1. This moment it is infinite and eternal.
2. Let go of fixed plans and concepts, and the world will govern itself.
3. Who you are is enough. There is nothing wrong with you at all.
It seems to me that Watts is close on each of those points, yet sufficiently inaccurate (based upon the information available to science) that the difference is worth noting in each case.
1 Yes, each entity only has the now in a sense, and that now seems to be individual. And in the broader context of our universe, it seems that time did have a beginning about 14 billion years ago, and may or may not have an end point some hundreds of billions of years in the future.
2 Fixed plans can work if they are very simple and short term. The longer the term, and the greater the scope of plans, the more flexible one needs to be. One must enter the dance with the consequences of the choices of others. And while if one looks closely at the track of a sailing ship, it goes in all sorts of directions, it usually manages to get to the intended port.
3 Yes – the idea of wrong is an illusion in a sense, a simple approximation of something infinite in gradation.
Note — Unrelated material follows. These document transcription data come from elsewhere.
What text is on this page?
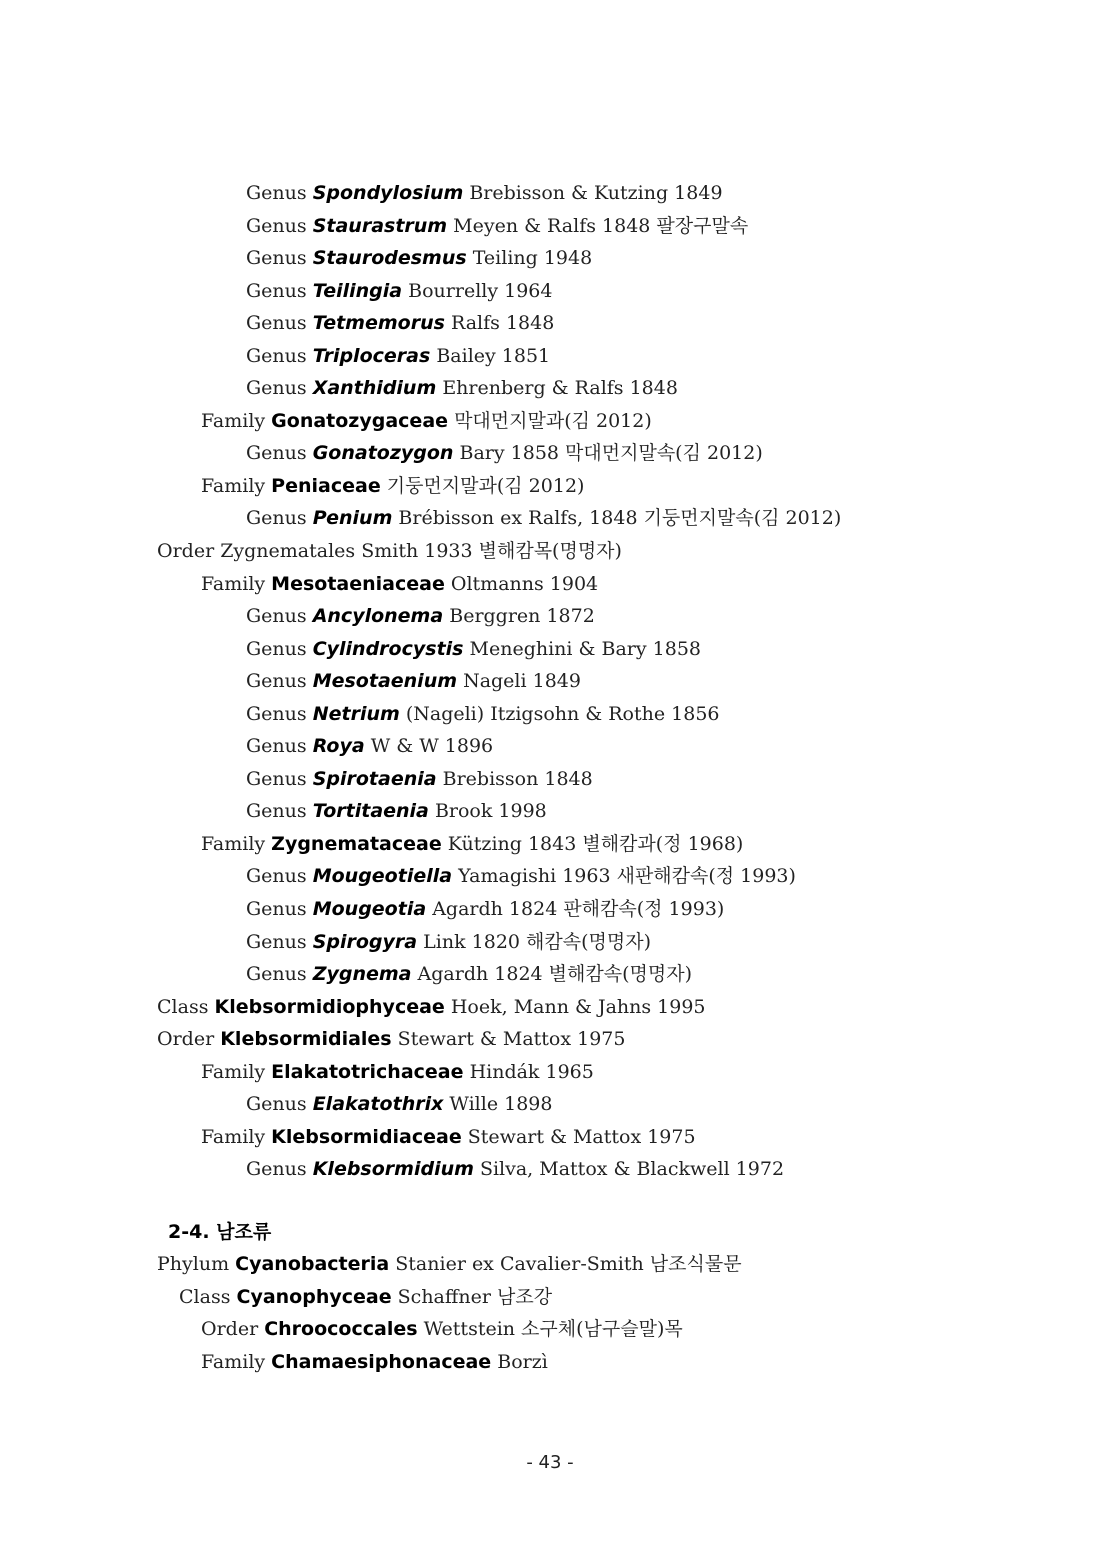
Genus Spondylosium Brebisson & Kutzing 1849
Genus Staurastrum Meyen & Ralfs 1848 팔장구말속
Genus Staurodesmus Teiling 1948
Genus Teilingia Bourrelly 1964
Genus Tetmemorus Ralfs 1848
Genus Triploceras Bailey 1851
Genus Xanthidium Ehrenberg & Ralfs 1848
Family Gonatozygaceae 막대먼지말과(김 2012)
Genus Gonatozygon Bary 1858 막대먼지말속(김 2012)
Family Peniaceae 기둥먼지말과(김 2012)
Genus Penium Brébisson ex Ralfs, 1848 기둥먼지말속(김 2012)
Order Zygnematales Smith 1933 별해캄목(명명자)
Family Mesotaeniaceae Oltmanns 1904
Genus Ancylonema Berggren 1872
Genus Cylindrocystis Meneghini & Bary 1858
Genus Mesotaenium Nageli 1849
Genus Netrium (Nageli) Itzigsohn & Rothe 1856
Genus Roya W & W 1896
Genus Spirotaenia Brebisson 1848
Genus Tortitaenia Brook 1998
Family Zygnemataceae Kützing 1843 별해캄과(정 1968)
Genus Mougeotiella Yamagishi 1963 새판해캄속(정 1993)
Genus Mougeotia Agardh 1824 판해캄속(정 1993)
Genus Spirogyra Link 1820 해캄속(명명자)
Genus Zygnema Agardh 1824 별해캄속(명명자)
Class Klebsormidiophyceae Hoek, Mann & Jahns 1995
Order Klebsormidiales Stewart & Mattox 1975
Family Elakatotrichaceae Hindák 1965
Genus Elakatothrix Wille 1898
Family Klebsormidiaceae Stewart & Mattox 1975
Genus Klebsormidium Silva, Mattox & Blackwell 1972
2-4. 남조류
Phylum Cyanobacteria Stanier ex Cavalier-Smith 남조식물문
Class Cyanophyceae Schaffner 남조강
Order Chroococcales Wettstein 소구체(남구슬말)목
Family Chamaesiphonaceae Borzì
- 43 -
And we are what we are.
It seems to be part of the process of individuals developing higher level self awareness that as children we declare ourselves to be wrong at some point in some context. It doesn’t mean we are wrong, and from a systems perspective it does seem to be a necessary part of the process of bootstrapping higher level awareness into being.
And it seems that accepting that making such a declaration about ourselves is a necessary part of growth, while also accepting that the entire premise of the declaration was all a childish illusion in a very real sense, is also part of the process of the evolution of such awareness.
In this sense, it seems that there is no other way for high level awareness to come into being except through our own personal version of this experience of original sin (as illusory as it can seem to that awareness at a later stage of its own evolution).